I’m trying to extract data from a PDF-file using Get Text activity and store it in a string/generic variable. When the data contains dashes (this one “-”), they automaticly dissapears.
“Todays date is 2020-05-27.” becomes “Todays date is 20200527.”
Any takes on this? I think it’s related to Adobe Acrobat.
Please use Read pdf text activity, and then use regex to extract data from it.
@gustav.wendefors, hi and welcome to the community.
Is there a reason why you chose to use the Get Text activity instead of using the read pdf activity?
if there isn’t. i suggest you use that instead, and use the links posted above, and if you need help with regex to get the specific text, feel free to let us know.
Ah, Read PDF are better overall, thanks.

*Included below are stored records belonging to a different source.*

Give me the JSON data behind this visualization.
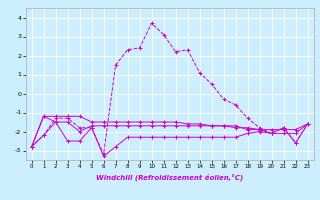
{
  "xlabel": "Windchill (Refroidissement éolien,°C)",
  "background_color": "#cceeff",
  "grid_color": "#ffffff",
  "line_color": "#cc00cc",
  "xlim": [
    -0.5,
    23.5
  ],
  "ylim": [
    -3.5,
    4.5
  ],
  "xticks": [
    0,
    1,
    2,
    3,
    4,
    5,
    6,
    7,
    8,
    9,
    10,
    11,
    12,
    13,
    14,
    15,
    16,
    17,
    18,
    19,
    20,
    21,
    22,
    23
  ],
  "yticks": [
    -3,
    -2,
    -1,
    0,
    1,
    2,
    3,
    4
  ],
  "lines": [
    {
      "x": [
        0,
        1,
        2,
        3,
        4,
        5,
        6,
        7,
        8,
        9,
        10,
        11,
        12,
        13,
        14,
        15,
        16,
        17,
        18,
        19,
        20,
        21,
        22,
        23
      ],
      "y": [
        -2.8,
        -2.2,
        -1.3,
        -1.3,
        -1.8,
        -1.8,
        -3.2,
        1.5,
        2.3,
        2.4,
        3.7,
        3.1,
        2.2,
        2.3,
        1.1,
        0.5,
        -0.3,
        -0.6,
        -1.3,
        -1.8,
        -2.1,
        -1.8,
        -2.6,
        -1.6
      ],
      "style": "--",
      "marker": "+"
    },
    {
      "x": [
        0,
        1,
        2,
        3,
        4,
        5,
        6,
        7,
        8,
        9,
        10,
        11,
        12,
        13,
        14,
        15,
        16,
        17,
        18,
        19,
        20,
        21,
        22,
        23
      ],
      "y": [
        -2.8,
        -1.2,
        -1.2,
        -1.2,
        -1.2,
        -1.5,
        -1.5,
        -1.5,
        -1.5,
        -1.5,
        -1.5,
        -1.5,
        -1.5,
        -1.6,
        -1.6,
        -1.7,
        -1.7,
        -1.8,
        -1.8,
        -1.9,
        -1.9,
        -1.9,
        -1.9,
        -1.6
      ],
      "style": "-",
      "marker": "+"
    },
    {
      "x": [
        0,
        1,
        2,
        3,
        4,
        5,
        6,
        7,
        8,
        9,
        10,
        11,
        12,
        13,
        14,
        15,
        16,
        17,
        18,
        19,
        20,
        21,
        22,
        23
      ],
      "y": [
        -2.8,
        -1.2,
        -1.5,
        -1.5,
        -2.0,
        -1.7,
        -1.7,
        -1.7,
        -1.7,
        -1.7,
        -1.7,
        -1.7,
        -1.7,
        -1.7,
        -1.7,
        -1.7,
        -1.7,
        -1.7,
        -1.9,
        -1.9,
        -2.1,
        -2.1,
        -2.1,
        -1.6
      ],
      "style": "-",
      "marker": "+"
    },
    {
      "x": [
        0,
        1,
        2,
        3,
        4,
        5,
        6,
        7,
        8,
        9,
        10,
        11,
        12,
        13,
        14,
        15,
        16,
        17,
        18,
        19,
        20,
        21,
        22,
        23
      ],
      "y": [
        -2.8,
        -2.2,
        -1.5,
        -2.5,
        -2.5,
        -1.8,
        -3.3,
        -2.8,
        -2.3,
        -2.3,
        -2.3,
        -2.3,
        -2.3,
        -2.3,
        -2.3,
        -2.3,
        -2.3,
        -2.3,
        -2.1,
        -2.0,
        -2.1,
        -1.8,
        -2.6,
        -1.6
      ],
      "style": "-",
      "marker": "+"
    }
  ]
}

BUT, the issue remains with that activity to, it removes my dashes in the string variable…
My text looks like this when I use Read PDF:
"Skicka in ditt ärendeNamn
Gustav Wendefors E-post
Centerpartiet Välj ditt ärende
Avsägelse Ärende gällande
**Detta är en text. Med datum, 20200630. **
**En ny hård rad. **
Ett mellanrum mellan raderna. "
I want to extract the information in bold into seperate variables. How do I do that? The information in bold are different every time, but the other information (not in bold) are the same every time.
I was trying this out but I couldn’t because my studio is set up to run English text so if i copy your text over to my studio it doest recognise it as the correct format to be a string. And i think if i translated the text to english that would defeat the purpose right?
I can translate it, it’s okay.
"Send your issueName
Gustav Wendefors E-mail
email@example.com Party affiliation
Centerpartiet Choose your issue
Avsägelse Issue regarding
This is a text. With date, 20200630.
A new hard line break.
An empty row between the lines."
I am replying a bit late, but I hope this can help someone.
Have you checked if your dashes are “real” dashes/hyphen and not soft-hyphen?
In my case, the hyphens in my pdf file were soft-hyphens. I fixed this by replacing them with real hyphens.